Fox is accustomed to taking matters into her own hands. Example no. 1: she spent her honeymoon (yes, her honeymoon) visiting stakeholders and public lands involved in a couple of Guardians projects in Idaho. Example no. 2: she applied for Guardians’ staff attorney position equipped with five cases she was already prepared to file for the organization.

At the same time, Fox is more than willing to join forces with others—something that is part and parcel of nearly all her litigation. Though “corralling all the different voices” of various groups can sometimes present a challenge, Fox enjoys working collaboratively. “When you have a whole coalition of groups with varied interests—some that are very focused on super-local impacts, and others that are national groups focused on broader issues—it tells a much better story to the court. And it makes for stronger cases in the long run,” she says.

Her lawsuit on the Rico-West Dolores area of Colorado’s San Juan National Forest features one such diverse coalition: environmental organizations, hunters, quiet recreationalists, a hot springs resort, and the owner of a backcountry lodge all banding together to protest motorized use that was driving out elk and decimating alpine terrain (the case, which has been fully briefed for a whopping three years, still awaits judgment).

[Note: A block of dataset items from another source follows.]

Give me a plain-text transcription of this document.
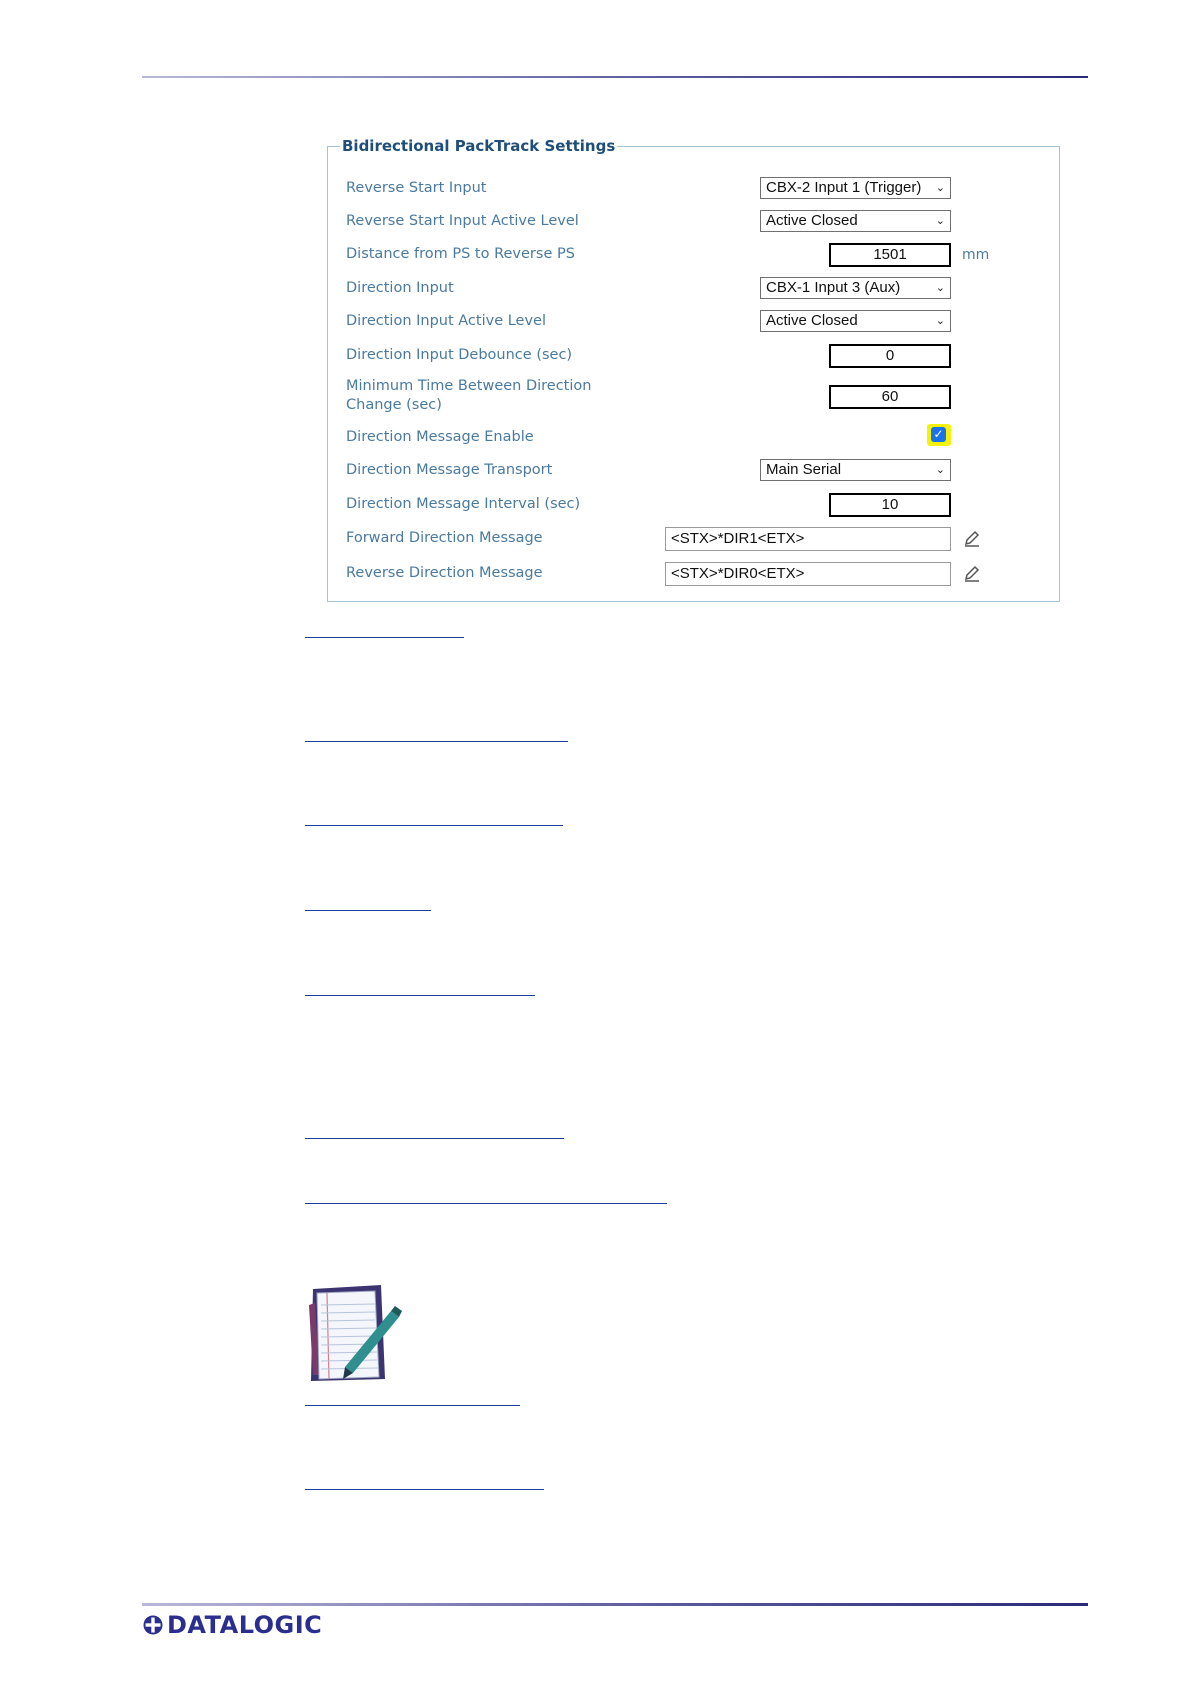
Bidirectional PackTrack Settings
Reverse Start Input	CBX-2 Input 1 (Trigger) ⌄
Reverse Start Input Active Level	Active Closed	⌄
Distance from PS to Reverse PS	1501	mm
Direction Input	CBX-1 Input 3 (Aux)	⌄
Direction Input Active Level	Active Closed	⌄
Direction Input Debounce (sec)	0
Minimum Time Between Direction Change (sec)	60
Direction Message Enable	✓
Direction Message Transport	Main Serial	⌄
Direction Message Interval (sec)	10
Forward Direction Message	<STX>*DIR1<ETX>
Reverse Direction Message	<STX>*DIR0<ETX>
DATALOGIC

Working alongside those with different backgrounds and perspectives offers Fox a deeper understanding of the issues at hand. “What I love in talking to people who are ‘boots on the ground’ is that they can give you those details that are compelling, that I could never get from sitting in front of the computer,” she says. “It’s extremely valuable, and it is also a reminder that the work is having an impact not just on land and wildlife, but also on people.”

WildEarth Guardians staff attorney Marla Fox is a force for nature.

Ramming it home

Fox’s next venture, if successful, looks to have a resounding impact on people, forests, and vulnerable species. Along with several other environmental groups, Guardians recently challenged the Forest Service’s Black Ram Project on northwest Montana’s Kootenai National Forest. The project would clearcut thousands of acres of old-growth forest in the Yaak Valley, home to an imperiled population of grizzly bears. To add insult to injury, the Forest Service authorized the project just weeks after the Biden administration proclaimed that “strengthening America’s forests, which are home to cherished expanses of mature and old-growth forests on Federal lands, is critical to the health, prosperity, and resilience of our communities.”

It’s a sentiment the Forest Service, as a government agency, ought to take to heart. And when it does not, we can rely on Fox, armed with her trademark blend of positivity and “Minnesota nice,” to remind it of its duty to protect our national forests.